Portugal foi dos primeiros países a abolir a pena de morte e a prisão perpétua. So que, na verdade, somos nós que morremos. Já não vou referir os suicídios e as mortes violentas, mas as outras que não são noticiadas nos órgãos de comunicação social. Essas não costumam ser contabilizadas. Se um recluso passa mal, após as 20 horas da noite, numa cela de habitação, e se for grave, podem ter a certeza que é mais uma morte.

Os serviços de apoio ao preso, tal como o instituto de reinserção social ou serviços de educação, continuam a reboque de leis orgânicas que ninguém entende e a completa falta de coordenação com os tribunais de execução de penas, daí sermos o país que mais pena de prisão cumpre efectivamente.

Digamos que são penas perpétuas encapuçadas, entre a pena que foi aplicada e a que se cumpre. Eu sei do que estou a falar, srª ministra.

Relembro que o ex-director geral e o actual desempenharam altos cargos no instituto de reinserção social.

Claro que existem demasiadas fragilidades neste sistema prisional. Mas também existem soluções. Eu tenho inúmeras, que são inteiramente possíveis e viáveis.

Nós, senhores deputados, queremos que se faça um inquérito a nível parlamentar para que se comecem a assumir responsabilidades, em vez de continuarmos a morrer por enforcamento ou por injecções massivas de doenças contagiosas e mortais.

Para quando a política de reinserção social e a nova reforma prisional, que a srª ministra da justiça tanto falou em finais de Junho? Será que nós, que não pertencemos às universidades e aos clubes de futebol não merecemos uma política condigna de reinserção?

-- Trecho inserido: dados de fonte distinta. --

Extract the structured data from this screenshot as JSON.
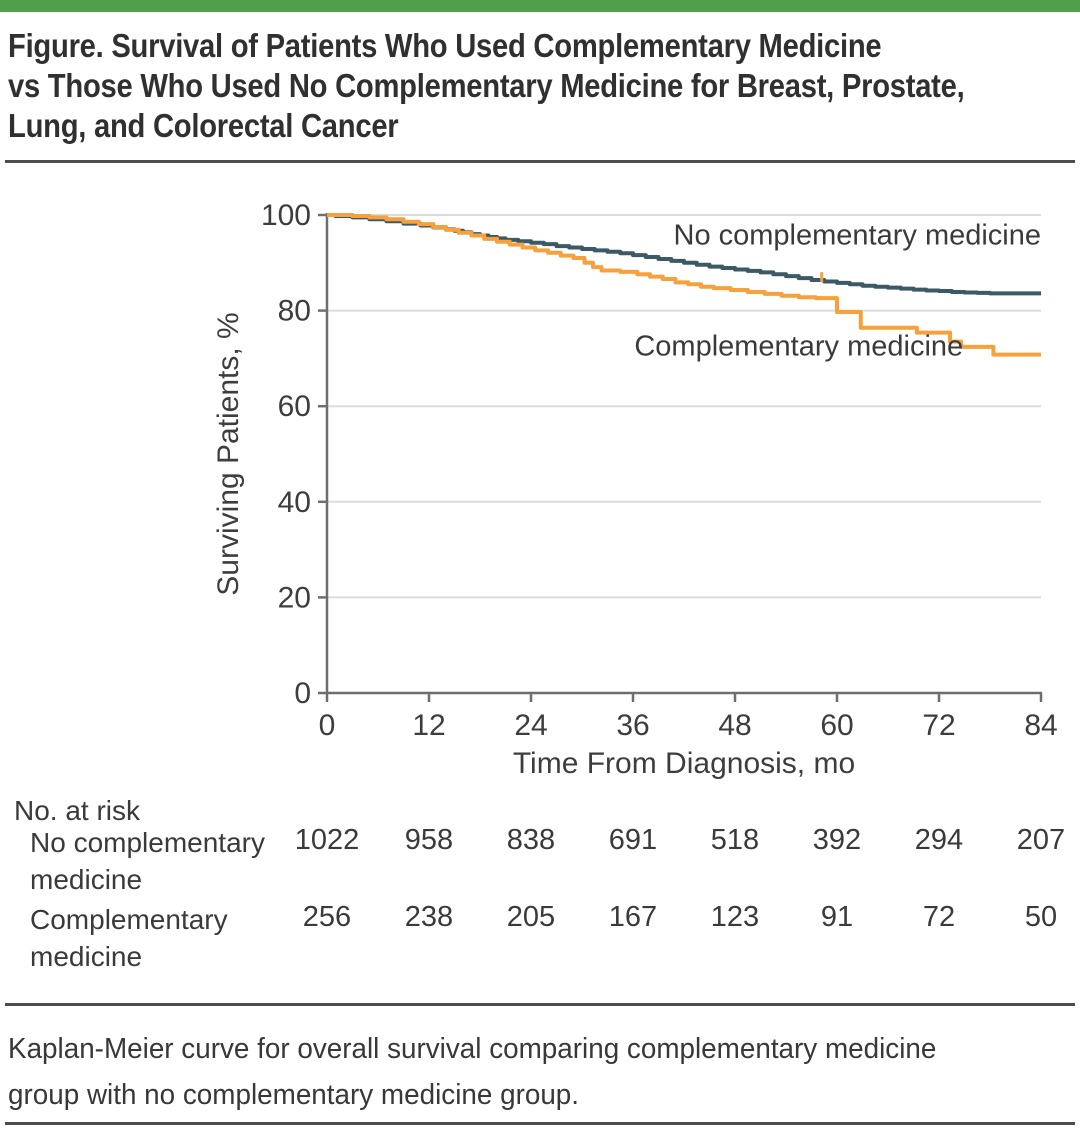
{
  "accent_bar_color": "#50a04b",
  "figure": {
    "title_lines": [
      "Figure. Survival of Patients Who Used Complementary Medicine",
      "vs Those Who Used No Complementary Medicine for Breast, Prostate,",
      "Lung, and Colorectal Cancer"
    ],
    "caption_lines": [
      "Kaplan-Meier curve for overall survival comparing complementary medicine",
      "group with no complementary medicine group."
    ]
  },
  "chart_data": {
    "type": "line",
    "style": "kaplan-meier-step",
    "title": "",
    "xlabel": "Time From Diagnosis, mo",
    "ylabel": "Surviving Patients, %",
    "xlim": [
      0,
      84
    ],
    "ylim": [
      0,
      100
    ],
    "xticks": [
      0,
      12,
      24,
      36,
      48,
      60,
      72,
      84
    ],
    "yticks": [
      0,
      20,
      40,
      60,
      80,
      100
    ],
    "grid": "horizontal-light",
    "legend": "inline-annotations",
    "series": [
      {
        "id": "no-complementary",
        "name": "No complementary medicine",
        "color": "#3c5a66",
        "label_anchor": {
          "x": 84,
          "y": 93.8,
          "align": "end"
        },
        "points": [
          [
            0,
            100
          ],
          [
            1,
            99.8
          ],
          [
            3,
            99.5
          ],
          [
            5,
            99.1
          ],
          [
            7,
            98.7
          ],
          [
            9,
            98.2
          ],
          [
            11,
            97.8
          ],
          [
            12.5,
            97.4
          ],
          [
            14,
            97.0
          ],
          [
            15,
            96.7
          ],
          [
            16,
            96.4
          ],
          [
            17,
            96.0
          ],
          [
            18,
            95.7
          ],
          [
            19,
            95.4
          ],
          [
            20,
            95.1
          ],
          [
            21,
            94.8
          ],
          [
            22.5,
            94.5
          ],
          [
            24,
            94.2
          ],
          [
            25.5,
            93.9
          ],
          [
            27,
            93.5
          ],
          [
            28.5,
            93.2
          ],
          [
            30,
            92.9
          ],
          [
            31.5,
            92.6
          ],
          [
            33,
            92.3
          ],
          [
            34.5,
            92.0
          ],
          [
            36,
            91.6
          ],
          [
            37.5,
            91.2
          ],
          [
            39,
            90.8
          ],
          [
            40.5,
            90.4
          ],
          [
            42,
            90.0
          ],
          [
            43.5,
            89.6
          ],
          [
            45,
            89.2
          ],
          [
            46.5,
            88.9
          ],
          [
            48,
            88.6
          ],
          [
            49.5,
            88.3
          ],
          [
            51,
            88.0
          ],
          [
            52.5,
            87.6
          ],
          [
            54,
            87.2
          ],
          [
            55.5,
            86.8
          ],
          [
            57,
            86.4
          ],
          [
            58.5,
            86.1
          ],
          [
            60,
            85.8
          ],
          [
            61.5,
            85.5
          ],
          [
            63,
            85.2
          ],
          [
            64.5,
            85.0
          ],
          [
            66,
            84.8
          ],
          [
            67.5,
            84.6
          ],
          [
            69,
            84.4
          ],
          [
            70.5,
            84.2
          ],
          [
            72,
            84.1
          ],
          [
            73.5,
            83.9
          ],
          [
            75,
            83.8
          ],
          [
            76.5,
            83.7
          ],
          [
            78,
            83.6
          ],
          [
            84,
            83.6
          ]
        ]
      },
      {
        "id": "complementary",
        "name": "Complementary medicine",
        "color": "#f6a13c",
        "label_anchor": {
          "x": 55.5,
          "y": 70.6,
          "align": "middle"
        },
        "points": [
          [
            0,
            100
          ],
          [
            3,
            99.8
          ],
          [
            5,
            99.5
          ],
          [
            7,
            99.1
          ],
          [
            9,
            98.6
          ],
          [
            10.8,
            98.1
          ],
          [
            12.5,
            97.5
          ],
          [
            14,
            96.9
          ],
          [
            15.5,
            96.3
          ],
          [
            17,
            95.7
          ],
          [
            18.5,
            95.0
          ],
          [
            20,
            94.4
          ],
          [
            21.5,
            93.8
          ],
          [
            23,
            93.2
          ],
          [
            24.5,
            92.6
          ],
          [
            26,
            92.1
          ],
          [
            27.5,
            91.5
          ],
          [
            29,
            91.0
          ],
          [
            30.3,
            90.0
          ],
          [
            31.3,
            89.1
          ],
          [
            32.3,
            88.4
          ],
          [
            34.5,
            88.1
          ],
          [
            36.5,
            87.6
          ],
          [
            38,
            87.1
          ],
          [
            39.5,
            86.6
          ],
          [
            41,
            85.9
          ],
          [
            42.5,
            85.5
          ],
          [
            44,
            85.0
          ],
          [
            45.5,
            84.7
          ],
          [
            47.5,
            84.3
          ],
          [
            49.5,
            83.9
          ],
          [
            51.5,
            83.5
          ],
          [
            53.5,
            83.1
          ],
          [
            55.5,
            82.8
          ],
          [
            57.5,
            82.6
          ],
          [
            60,
            79.7
          ],
          [
            62.8,
            76.4
          ],
          [
            69.4,
            75.4
          ],
          [
            73.3,
            73.5
          ],
          [
            74.6,
            72.4
          ],
          [
            78.4,
            70.8
          ],
          [
            84,
            70.8
          ]
        ]
      }
    ],
    "censor_marks": [
      {
        "series": "complementary",
        "x": 58.2,
        "y": 87
      }
    ]
  },
  "at_risk": {
    "heading": "No. at risk",
    "time_points": [
      0,
      12,
      24,
      36,
      48,
      60,
      72,
      84
    ],
    "rows": [
      {
        "label": "No complementary medicine",
        "counts": [
          1022,
          958,
          838,
          691,
          518,
          392,
          294,
          207
        ]
      },
      {
        "label": "Complementary medicine",
        "counts": [
          256,
          238,
          205,
          167,
          123,
          91,
          72,
          50
        ]
      }
    ]
  }
}
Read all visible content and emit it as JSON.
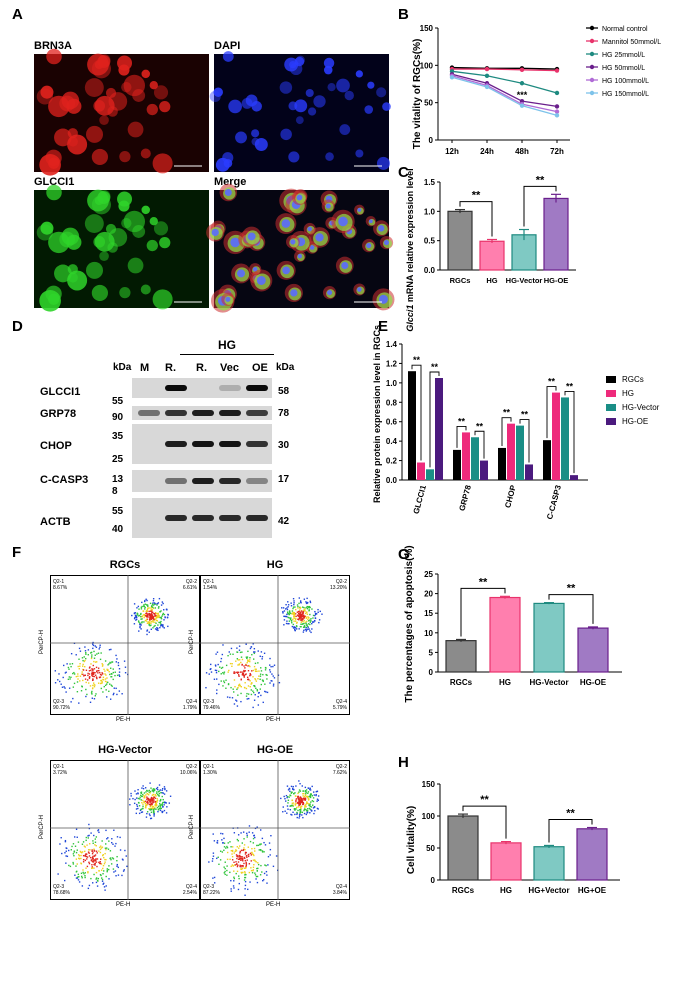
{
  "panels": {
    "A": "A",
    "B": "B",
    "C": "C",
    "D": "D",
    "E": "E",
    "F": "F",
    "G": "G",
    "H": "H"
  },
  "panelA": {
    "images": [
      {
        "label": "BRN3A",
        "color": "#e0221d",
        "bg": "#1a0202"
      },
      {
        "label": "DAPI",
        "color": "#2a3cff",
        "bg": "#02021a"
      },
      {
        "label": "GLCCI1",
        "color": "#2fd42a",
        "bg": "#021a02"
      },
      {
        "label": "Merge",
        "color": "#d9d640",
        "bg": "#060612"
      }
    ]
  },
  "panelB": {
    "ylabel": "The vitality of RGCs(%)",
    "categories": [
      "12h",
      "24h",
      "48h",
      "72h"
    ],
    "yticks": [
      "0",
      "50",
      "100",
      "150"
    ],
    "annotation": "***",
    "legend": [
      {
        "name": "Normal control",
        "color": "#000000"
      },
      {
        "name": "Mannitol 50mmol/L",
        "color": "#e8336b"
      },
      {
        "name": "HG 25mmol/L",
        "color": "#1e8a80"
      },
      {
        "name": "HG 50mmol/L",
        "color": "#6a1f8c"
      },
      {
        "name": "HG 100mmol/L",
        "color": "#b06bd6"
      },
      {
        "name": "HG 150mmol/L",
        "color": "#7ec3ea"
      }
    ]
  },
  "panelC": {
    "ylabel_italic": "Glcci1",
    "ylabel_rest": " mRNA relative expression level",
    "categories": [
      "RGCs",
      "HG",
      "HG-Vector",
      "HG-OE"
    ],
    "yticks": [
      "0.0",
      "0.5",
      "1.0",
      "1.5"
    ],
    "sig": [
      "**",
      "**"
    ]
  },
  "panelD": {
    "group_label": "HG",
    "kda_left": "kDa",
    "kda_right": "kDa",
    "lanes": [
      "M",
      "R.",
      "R.",
      "Vec",
      "OE"
    ],
    "rows": [
      {
        "label": "GLCCI1",
        "left": "55",
        "right": "58"
      },
      {
        "label": "GRP78",
        "left": "90",
        "right": "78"
      },
      {
        "label": "CHOP",
        "left": "35",
        "right": "30"
      },
      {
        "label": "",
        "left": "25",
        "right": ""
      },
      {
        "label": "C-CASP3",
        "left": "13",
        "right": "17"
      },
      {
        "label": "",
        "left": "8",
        "right": ""
      },
      {
        "label": "",
        "left": "55",
        "right": ""
      },
      {
        "label": "ACTB",
        "left": "40",
        "right": "42"
      }
    ]
  },
  "panelE": {
    "ylabel": "Relative protein expression level in RGCs",
    "groups": [
      "GLCCI1",
      "GRP78",
      "CHOP",
      "C-CASP3"
    ],
    "yticks": [
      "0.0",
      "0.2",
      "0.4",
      "0.6",
      "0.8",
      "1.0",
      "1.2",
      "1.4"
    ],
    "sig": "**",
    "legend": [
      {
        "name": "RGCs",
        "color": "#000000"
      },
      {
        "name": "HG",
        "color": "#ee2a7b"
      },
      {
        "name": "HG-Vector",
        "color": "#1a8e86"
      },
      {
        "name": "HG-OE",
        "color": "#4b1a7e"
      }
    ]
  },
  "panelF": {
    "plots": [
      {
        "title": "RGCs",
        "q1": "Q2-1\n8.67%",
        "q2": "Q2-2\n6.61%",
        "q3": "Q2-3\n90.72%",
        "q4": "Q2-4\n1.79%"
      },
      {
        "title": "HG",
        "q1": "Q2-1\n1.54%",
        "q2": "Q2-2\n13.20%",
        "q3": "Q2-3\n79.46%",
        "q4": "Q2-4\n5.79%"
      },
      {
        "title": "HG-Vector",
        "q1": "Q2-1\n3.72%",
        "q2": "Q2-2\n10.06%",
        "q3": "Q2-3\n78.68%",
        "q4": "Q2-4\n2.54%"
      },
      {
        "title": "HG-OE",
        "q1": "Q2-1\n1.30%",
        "q2": "Q2-2\n7.62%",
        "q3": "Q2-3\n87.22%",
        "q4": "Q2-4\n3.84%"
      }
    ],
    "xlabel": "PE-H",
    "ylabel": "PerCP-H"
  },
  "panelG": {
    "ylabel": "The percentages of apoptosis(%)",
    "categories": [
      "RGCs",
      "HG",
      "HG-Vector",
      "HG-OE"
    ],
    "yticks": [
      "0",
      "5",
      "10",
      "15",
      "20",
      "25"
    ],
    "sig": [
      "**",
      "**"
    ]
  },
  "panelH": {
    "ylabel": "Cell vitality(%)",
    "categories": [
      "RGCs",
      "HG",
      "HG+Vector",
      "HG+OE"
    ],
    "yticks": [
      "0",
      "50",
      "100",
      "150"
    ],
    "sig": [
      "**",
      "**"
    ]
  },
  "chart_data": [
    {
      "type": "line",
      "panel": "B",
      "x": [
        "12h",
        "24h",
        "48h",
        "72h"
      ],
      "ylim": [
        0,
        150
      ],
      "series": [
        {
          "name": "Normal control",
          "values": [
            97,
            96,
            96,
            95
          ]
        },
        {
          "name": "Mannitol 50mmol/L",
          "values": [
            95,
            95,
            94,
            93
          ]
        },
        {
          "name": "HG 25mmol/L",
          "values": [
            92,
            86,
            76,
            63
          ]
        },
        {
          "name": "HG 50mmol/L",
          "values": [
            88,
            76,
            52,
            45
          ]
        },
        {
          "name": "HG 100mmol/L",
          "values": [
            86,
            73,
            48,
            38
          ]
        },
        {
          "name": "HG 150mmol/L",
          "values": [
            84,
            71,
            46,
            33
          ]
        }
      ]
    },
    {
      "type": "bar",
      "panel": "C",
      "categories": [
        "RGCs",
        "HG",
        "HG-Vector",
        "HG-OE"
      ],
      "values": [
        1.0,
        0.49,
        0.6,
        1.22
      ],
      "errors": [
        0.03,
        0.03,
        0.09,
        0.07
      ],
      "colors": [
        "#8b8b8b",
        "#ff7fae",
        "#7fc9c3",
        "#a07ac4"
      ],
      "ylim": [
        0,
        1.5
      ]
    },
    {
      "type": "bar",
      "panel": "E",
      "categories": [
        "GLCCI1",
        "GRP78",
        "CHOP",
        "C-CASP3"
      ],
      "ylim": [
        0,
        1.4
      ],
      "series": [
        {
          "name": "RGCs",
          "values": [
            1.12,
            0.31,
            0.33,
            0.41
          ]
        },
        {
          "name": "HG",
          "values": [
            0.18,
            0.49,
            0.58,
            0.9
          ]
        },
        {
          "name": "HG-Vector",
          "values": [
            0.11,
            0.44,
            0.56,
            0.85
          ]
        },
        {
          "name": "HG-OE",
          "values": [
            1.05,
            0.2,
            0.16,
            0.05
          ]
        }
      ]
    },
    {
      "type": "bar",
      "panel": "G",
      "categories": [
        "RGCs",
        "HG",
        "HG-Vector",
        "HG-OE"
      ],
      "values": [
        8.0,
        19.0,
        17.5,
        11.2
      ],
      "errors": [
        0.3,
        0.3,
        0.2,
        0.3
      ],
      "colors": [
        "#8b8b8b",
        "#ff7fae",
        "#7fc9c3",
        "#a07ac4"
      ],
      "ylim": [
        0,
        25
      ]
    },
    {
      "type": "bar",
      "panel": "H",
      "categories": [
        "RGCs",
        "HG",
        "HG+Vector",
        "HG+OE"
      ],
      "values": [
        100,
        58,
        52,
        80
      ],
      "errors": [
        3,
        2,
        2,
        2
      ],
      "colors": [
        "#8b8b8b",
        "#ff7fae",
        "#7fc9c3",
        "#a07ac4"
      ],
      "ylim": [
        0,
        150
      ]
    }
  ]
}
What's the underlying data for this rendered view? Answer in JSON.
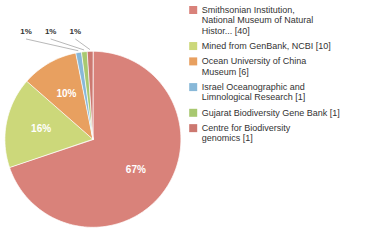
{
  "chart_data": {
    "type": "pie",
    "categories": [
      "Smithsonian Institution,\nNational Museum of Natural\nHistor... [40]",
      "Mined from GenBank, NCBI [10]",
      "Ocean University of China\nMuseum [6]",
      "Israel Oceanographic and\nLimnological Research [1]",
      "Gujarat Biodiversity Gene Bank [1]",
      "Centre for Biodiversity\ngenomics [1]"
    ],
    "values": [
      67,
      16,
      10,
      1,
      1,
      1
    ],
    "value_labels": [
      "67%",
      "16%",
      "10%",
      "1%",
      "1%",
      "1%"
    ],
    "colors": [
      "#d9827a",
      "#ccd87a",
      "#e8a060",
      "#88b8d8",
      "#a8c870",
      "#cc7870"
    ],
    "data_labels": true,
    "legend": "right"
  }
}
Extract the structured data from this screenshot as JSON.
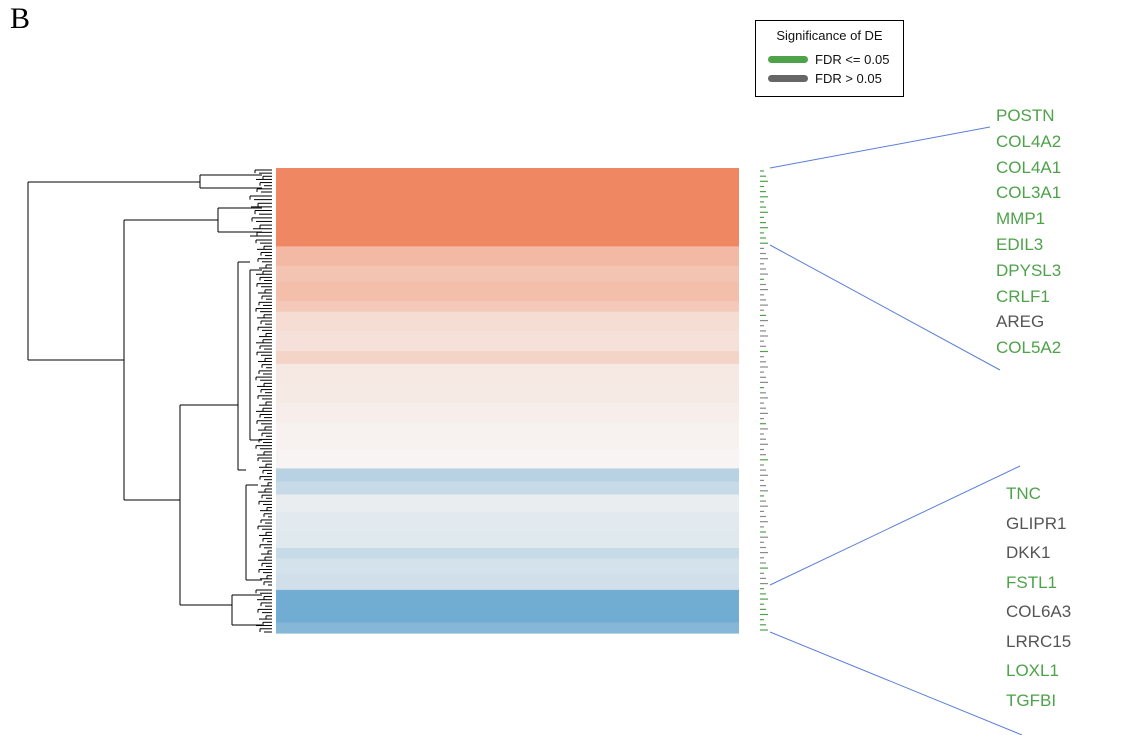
{
  "panel_label": "B",
  "legend": {
    "title": "Significance of DE",
    "items": [
      {
        "label": "FDR <= 0.05",
        "color": "#4ea24a"
      },
      {
        "label": "FDR > 0.05",
        "color": "#666666"
      }
    ]
  },
  "colors": {
    "significant": "#4ea24a",
    "not_significant": "#555555",
    "connector": "#5b7fd6",
    "dendrogram": "#000000"
  },
  "chart_data": {
    "type": "heatmap",
    "title": "",
    "row_bands": [
      {
        "value": 1.0,
        "weight": 3
      },
      {
        "value": 1.0,
        "weight": 3
      },
      {
        "value": 0.55,
        "weight": 1.5
      },
      {
        "value": 0.45,
        "weight": 1.2
      },
      {
        "value": 0.5,
        "weight": 1.5
      },
      {
        "value": 0.4,
        "weight": 0.8
      },
      {
        "value": 0.22,
        "weight": 1.5
      },
      {
        "value": 0.18,
        "weight": 1.5
      },
      {
        "value": 0.3,
        "weight": 1
      },
      {
        "value": 0.12,
        "weight": 1.5
      },
      {
        "value": 0.1,
        "weight": 1.5
      },
      {
        "value": 0.06,
        "weight": 1.5
      },
      {
        "value": 0.03,
        "weight": 2
      },
      {
        "value": 0.01,
        "weight": 1.5
      },
      {
        "value": -0.45,
        "weight": 1
      },
      {
        "value": -0.35,
        "weight": 1
      },
      {
        "value": -0.1,
        "weight": 1.3
      },
      {
        "value": -0.14,
        "weight": 1.4
      },
      {
        "value": -0.16,
        "weight": 1.4
      },
      {
        "value": -0.35,
        "weight": 0.8
      },
      {
        "value": -0.25,
        "weight": 1.2
      },
      {
        "value": -0.28,
        "weight": 1.2
      },
      {
        "value": -0.95,
        "weight": 2.5
      },
      {
        "value": -0.8,
        "weight": 0.8
      }
    ],
    "color_scale": {
      "high": "#ef8862",
      "mid": "#f7f5f4",
      "low": "#6aa8d0"
    },
    "upper_genes": [
      {
        "name": "POSTN",
        "significant": true
      },
      {
        "name": "COL4A2",
        "significant": true
      },
      {
        "name": "COL4A1",
        "significant": true
      },
      {
        "name": "COL3A1",
        "significant": true
      },
      {
        "name": "MMP1",
        "significant": true
      },
      {
        "name": "EDIL3",
        "significant": true
      },
      {
        "name": "DPYSL3",
        "significant": true
      },
      {
        "name": "CRLF1",
        "significant": true
      },
      {
        "name": "AREG",
        "significant": false
      },
      {
        "name": "COL5A2",
        "significant": true
      }
    ],
    "lower_genes": [
      {
        "name": "TNC",
        "significant": true
      },
      {
        "name": "GLIPR1",
        "significant": false
      },
      {
        "name": "DKK1",
        "significant": false
      },
      {
        "name": "FSTL1",
        "significant": true
      },
      {
        "name": "COL6A3",
        "significant": false
      },
      {
        "name": "LRRC15",
        "significant": false
      },
      {
        "name": "LOXL1",
        "significant": true
      },
      {
        "name": "TGFBI",
        "significant": true
      }
    ]
  }
}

Já assisti a situações demasiado enojantes ao longo destes doze anos e seis meses de prisão já cumpridos e dá-me direito de ser crítico nas palavras que escrevo.

Como poderão imaginar, tenho imenso que relatar. Deixo para outra altura, porque faltam-me as forças ao fim de 20 dias de greve de fome e 6 dias de greve de sede, tudo porque não me deixam ir para uma prisão da área geográfica a que pertenço, que é o EP de Coimbra, bem como o massacre de que tenho sido alvo pela direcção geral que insiste em transferir-me de cadeia em cadeia, em vez de me ouvir e entender os meus protestos de indignação.

Daí a minha greve de fome, contra uma política demagógica.

Paulo Marques Hospital Prisional de Caxias, 17 de Novembro de 2002-11-28

PS: Se possível, gostaria que estas minhas palavras fossem divulgadas nos meios de comunicação social, jornais, TVs, rádios. Caso contrário, eles, enquanto instituição prisional, deixam-me morrer aqui dentro deste hospital. Não tenho apoio de lado nenhum. Já escrevi à ministra da justiça, direcção geral, ordem dos advogados, só que até hoje não recebi qualquer resposta. Daí a minha obrigatoriedade de efectuar esta greve de fome. Já emagreci 15 kilos e tenho o valor de açúcar no sangue de 58 de glicémia e estou bastante debilitado e desidratado.